Debemos provocar las ganas de participar y enfocar los problemas desde distintas ópticas, todas válidas, en la medida que se ejerzan en plena libertad de manifestarlas, porque no deben existir límites de ninguna naturaleza en el ejercicio de pensar y expresarse distinto. Pero sucede, hoy de manera más pronunciada, que en todo momento, en todos los ámbitos y en todas partes de México, brotan gestos del inaudito rechazo ‘al otro’, que no sólo condenan al país a reiterar sus rasgos más negativos, sino que –además- determinan la postergación indefinida de las soluciones más urgentes.
Al ser como somos, permanentes buscadores en el largo camino que nos lleve a la verdad, nunca deberíamos prohibir la divergencia que es una forma genuina a la apertura de una esperanza liberadora de la refutación. Toda respuesta no satisfecha es una nueva pregunta.
Según Nicolás Maquiavelo, hay tres tipos de personas: “las que saben, las que no saben pero saben que no saben, y las que no saben pero creen que saben”, que son las peores de todas. El ignorante absoluto sería pues el que no sabe pero cree que sabe. El sabio por el contrario, sería aquel que, como Sócrates, dice que sabe que no sabe nada pues ha adquirido conciencia de la vastedad de su ignorancia. Esta última opción se podría parecer mucho a la pauta que buscamos y que no resulta tan esquiva: el criterio para determinar si hay o no progreso en el país. Así cada nuevo descubrimiento, o nuevo paso, sería un progreso en la medida en que esa forma de hallazgo, nos hiciera aumentar la conciencia que debemos procurar aprender e informarnos mejor y con objetividad sobre lo que ignoramos, entre otras cosas, para no seguir balanceándonos entre la esperanza y la ilusión.

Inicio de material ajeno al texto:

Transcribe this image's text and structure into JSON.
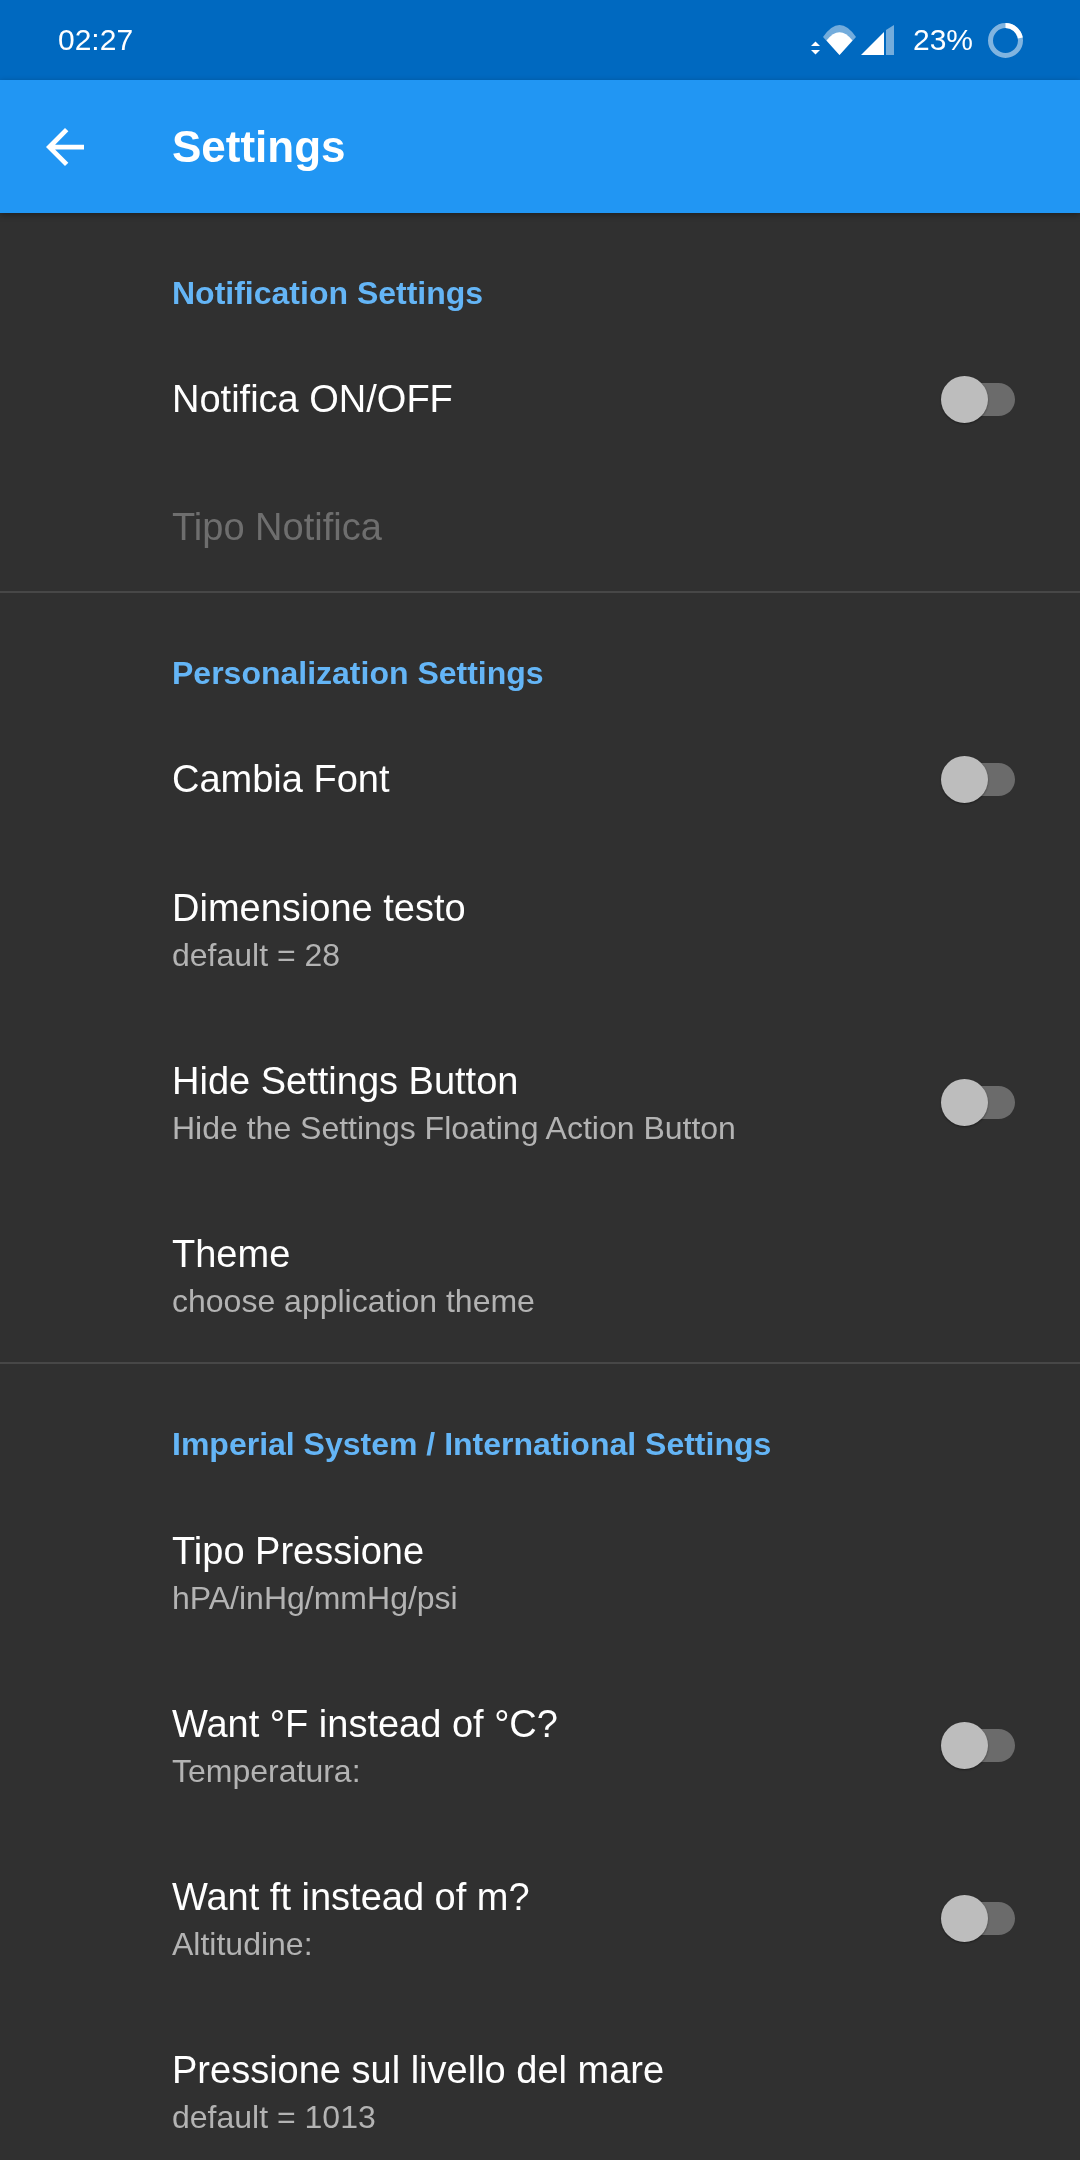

Todos tenemos la esperanza de una mejoría en el país, pero para concretarla en sociedad se requiere serenidad, sosiego, racionalidad y constancia, convocando el armonioso esfuerzo conjunto para poder cimentarla. El marco institucional de esa esperanza es la democracia, que admite siempre la posibilidad del error y ofrece la alternativa de enmendarlo sin necesariamente volver al punto de partida, sino continuando el rumbo en pos de los objetivos trazados, a través del carril de las instituciones. La ilusión, en cambio, nos remite a una dimensión inasible; el entusiasmo que provoca carece de fundamentos basados en la realidad, no tiene respaldo cierto. La ansiedad que provoca la ilusión no tolera la posibilidad de errores o rectificaciones, generalmente demanda resultados mágicos, instantáneos. Ante cada frustración, el deslumbramiento lleva a empezar desde cero con la certeza de que esta vez sí se logrará el ideal soñado. Por eso las ilusiones y las dictaduras han caminado tantas veces juntas en la historia de la política.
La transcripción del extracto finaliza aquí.